Reviewed by Colin Jacobson (April 25, 2013)
Seven years after Hamlet won him Best Actor and Best Picture Oscars, Laurence Olivier returned to the Shakespearean well with 1955’s Richard III. Set in 15th Century England, we arrive at the end of the War of the Roses and its battle for the crown. King Edward IV (Cedric Hardwicke) takes the throne, much to the dismay of Richard, Duke of Gloucester (Olivier) – and also Edward’s younger brother.
Richard boasts his own strong desire to become king, a fierce longing abetted by self-loathing related to his physical deformities. Ambition consumes Richard above all else, and any familial allegiances become meaningless in the face of his all-consuming quest to wear the crown. Thus we follow his path to become Richard III, King of England, which he achieves via much cunning and bloodshed – and which inevitably won’t last.
Should that go into “spoiler alert” territory? Probably not – when you discuss one of the most famous works in the English language, a piece created centuries earlier and based on history, I think it’s okay to say it doesn’t finish well for Richard.
The pleasure in Richard doesn’t come from the desire to find out whether the lead character gets away with all his villainy; it seems inevitable he won’t. We’re more curious to view the process along the way, as we dig into Richard’s ruthless attempts to ascend to the throne.
And that’s where the film works. Richard becomes a mesmerizing character, largely because he’s so unrepentant in his evil. While he winds his devious path, he does so with vivacity and wit. A precursor to modern “charming villains” like Hannibal Lecter, we may object to Richard’s actions but we delight in the execution of his cruelty.
While Olivier’s performance may seem mannered and “stagey” to contemporary audiences, I think he suits the role well. Face it: no matter how hard some may try to “modernize” Shakespeare, those works will always remain part of their period and threaten to put off viewers. Olivier really seemed to master Shakespeare. He gave the Bard’s work the right sense/feel and didn’t attempt any radical reinterpretations.
Even without these changes for the modern viewer, Olivier allows the material to become easily comprehendible. Granted, I’ve had limited exposure to Olivier’s Shakespeare – just Richard III and Hamlet - but those experiences showed that he boasted an ability to remain true enough to the source while he still made the works simple to digest.
That’s no mean feat, as I can’t think of any other adaptations of Shakespeare that drew me in as easily as Olivier’s.
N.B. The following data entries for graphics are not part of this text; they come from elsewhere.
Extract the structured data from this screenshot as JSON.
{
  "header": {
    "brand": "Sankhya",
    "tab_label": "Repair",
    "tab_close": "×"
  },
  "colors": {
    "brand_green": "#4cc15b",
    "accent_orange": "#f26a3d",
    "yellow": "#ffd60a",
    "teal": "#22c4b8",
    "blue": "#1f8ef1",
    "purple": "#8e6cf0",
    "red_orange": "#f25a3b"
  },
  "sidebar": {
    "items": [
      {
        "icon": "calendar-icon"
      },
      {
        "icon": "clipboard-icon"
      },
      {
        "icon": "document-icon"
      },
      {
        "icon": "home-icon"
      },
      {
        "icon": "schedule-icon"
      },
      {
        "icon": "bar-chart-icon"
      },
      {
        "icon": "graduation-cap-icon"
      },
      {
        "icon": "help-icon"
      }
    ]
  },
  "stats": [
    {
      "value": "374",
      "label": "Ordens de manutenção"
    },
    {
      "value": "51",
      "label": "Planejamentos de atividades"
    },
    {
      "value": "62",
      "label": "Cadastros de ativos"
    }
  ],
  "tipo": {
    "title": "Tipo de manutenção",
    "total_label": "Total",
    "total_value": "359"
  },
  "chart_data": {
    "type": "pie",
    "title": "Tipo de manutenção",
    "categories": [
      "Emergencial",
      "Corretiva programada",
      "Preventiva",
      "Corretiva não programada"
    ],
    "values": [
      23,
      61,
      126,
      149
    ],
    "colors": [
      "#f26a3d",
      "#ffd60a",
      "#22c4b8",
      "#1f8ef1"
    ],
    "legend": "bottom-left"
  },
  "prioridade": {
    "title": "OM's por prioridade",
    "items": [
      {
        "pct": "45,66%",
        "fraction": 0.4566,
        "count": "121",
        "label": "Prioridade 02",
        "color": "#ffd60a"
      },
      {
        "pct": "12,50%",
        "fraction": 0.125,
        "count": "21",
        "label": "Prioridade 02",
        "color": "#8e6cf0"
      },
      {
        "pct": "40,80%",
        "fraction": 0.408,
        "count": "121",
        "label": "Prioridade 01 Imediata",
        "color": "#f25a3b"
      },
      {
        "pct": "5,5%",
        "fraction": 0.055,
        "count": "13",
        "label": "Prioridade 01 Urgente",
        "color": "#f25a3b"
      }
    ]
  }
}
Take Kenneth Branagh’s Hamlet, for instance; while I appreciated that take, I could never invest in it, while I readily embraced Olivier’s version.
When I wrote up Branagh’s Hamlet, I struggled to figure out why I found that film to keep me at a distance while I became involved in Olivier’s. After a screening of Richard III, though, I think I better understand this. Olivier stages matters in such a smooth, concise manner that the language becomes… I don’t want to say incidental, but easier to digest.
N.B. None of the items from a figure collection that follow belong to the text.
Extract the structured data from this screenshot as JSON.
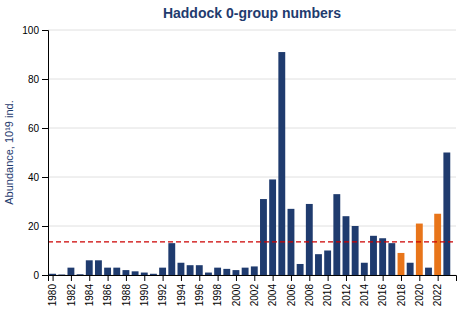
{
  "chart_data": {
    "type": "bar",
    "title": "Haddock 0-group numbers",
    "y_label": "Abundance, 10¹9 ind.",
    "x": [
      1980,
      1981,
      1982,
      1983,
      1984,
      1985,
      1986,
      1987,
      1988,
      1989,
      1990,
      1991,
      1992,
      1993,
      1994,
      1995,
      1996,
      1997,
      1998,
      1999,
      2000,
      2001,
      2002,
      2003,
      2004,
      2005,
      2006,
      2007,
      2008,
      2009,
      2010,
      2011,
      2012,
      2013,
      2014,
      2015,
      2016,
      2017,
      2018,
      2019,
      2020,
      2021,
      2022,
      2023
    ],
    "values": [
      0.5,
      0.2,
      3.0,
      0.3,
      6.0,
      6.0,
      3.0,
      3.0,
      2.0,
      1.5,
      1.0,
      0.5,
      3.0,
      13.0,
      5.0,
      4.0,
      4.0,
      1.0,
      3.0,
      2.5,
      2.0,
      3.0,
      3.5,
      31.0,
      39.0,
      91.0,
      27.0,
      4.5,
      29.0,
      8.5,
      10.0,
      33.0,
      24.0,
      20.0,
      5.0,
      16.0,
      15.0,
      13.0,
      9.0,
      5.0,
      21.0,
      3.0,
      25.0,
      50.0
    ],
    "colors": [
      "#1F3B6E",
      "#1F3B6E",
      "#1F3B6E",
      "#1F3B6E",
      "#1F3B6E",
      "#1F3B6E",
      "#1F3B6E",
      "#1F3B6E",
      "#1F3B6E",
      "#1F3B6E",
      "#1F3B6E",
      "#1F3B6E",
      "#1F3B6E",
      "#1F3B6E",
      "#1F3B6E",
      "#1F3B6E",
      "#1F3B6E",
      "#1F3B6E",
      "#1F3B6E",
      "#1F3B6E",
      "#1F3B6E",
      "#1F3B6E",
      "#1F3B6E",
      "#1F3B6E",
      "#1F3B6E",
      "#1F3B6E",
      "#1F3B6E",
      "#1F3B6E",
      "#1F3B6E",
      "#1F3B6E",
      "#1F3B6E",
      "#1F3B6E",
      "#1F3B6E",
      "#1F3B6E",
      "#1F3B6E",
      "#1F3B6E",
      "#1F3B6E",
      "#1F3B6E",
      "#E8751A",
      "#1F3B6E",
      "#E8751A",
      "#1F3B6E",
      "#E8751A",
      "#1F3B6E"
    ],
    "reference_line": {
      "value": 13.5,
      "color": "#CC0000",
      "line_style": "dashed"
    },
    "xlim": [
      1979.5,
      2024
    ],
    "xticks": [
      1980,
      1982,
      1984,
      1986,
      1988,
      1990,
      1992,
      1994,
      1996,
      1998,
      2000,
      2002,
      2004,
      2006,
      2008,
      2010,
      2012,
      2014,
      2016,
      2018,
      2020,
      2022
    ],
    "ylim": [
      0,
      100
    ],
    "yticks": [
      0,
      20,
      40,
      60,
      80,
      100
    ],
    "grid": true
  }
}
Often when I watch Shakespeare, I fight with the dialogue. I can find the situations and characters difficult to interpret just because I battle through the speech; when I must devote most of my viewing time to the simple understanding of the spoken language, I can’t invest in the meaning as well and end up distanced from the material.
Through performances and staging, Olivier eliminates these concerns. As I said, I would never want to disregard Shakespeare’s much-praised dialogue as unnecessary; much of the pleasure here comes from the elegance and inventiveness of the lines.
The viewer should find it much easier to appreciate Shakespeare’s work in Olivier’s interpretation simply because the director stages everything else so well. Again, he makes the situations and characterizations so clear that the lines become less crucial; they embellish but don’t act as our sole method of guidance through the narrative.
I can’t overstate how important that becomes and how much more accessible – and enjoyable – it makes Shakespeare. Olivier’s Richard gives the story a good sense of movement and progress so it never feels like a basic filmed version of a stage production. However, he doesn’t go crazy and deliver theatrics for their own sake. Olivier concentrates on the story and characters at the flick’s core.
Across the board, Richard boasts fine performances, especially in regard to Olivier’s lead. While he can occasionally seem a little “stagey”, he usually manages to tamp down any tendencies toward broadness. Olivier eliminates most signs of hamminess and invests the character with all the guile, intelligence and cold-hearted determination required.
All of these factors add up to a thoroughly enjoyable version of Richard III. Perhaps some would argue that others interpreted Shakespeare better than Olivier, and perhaps some would be correct. All I know is that I’ve never liked Shakespeare as much when placed in other hands; Olivier does the trick for me.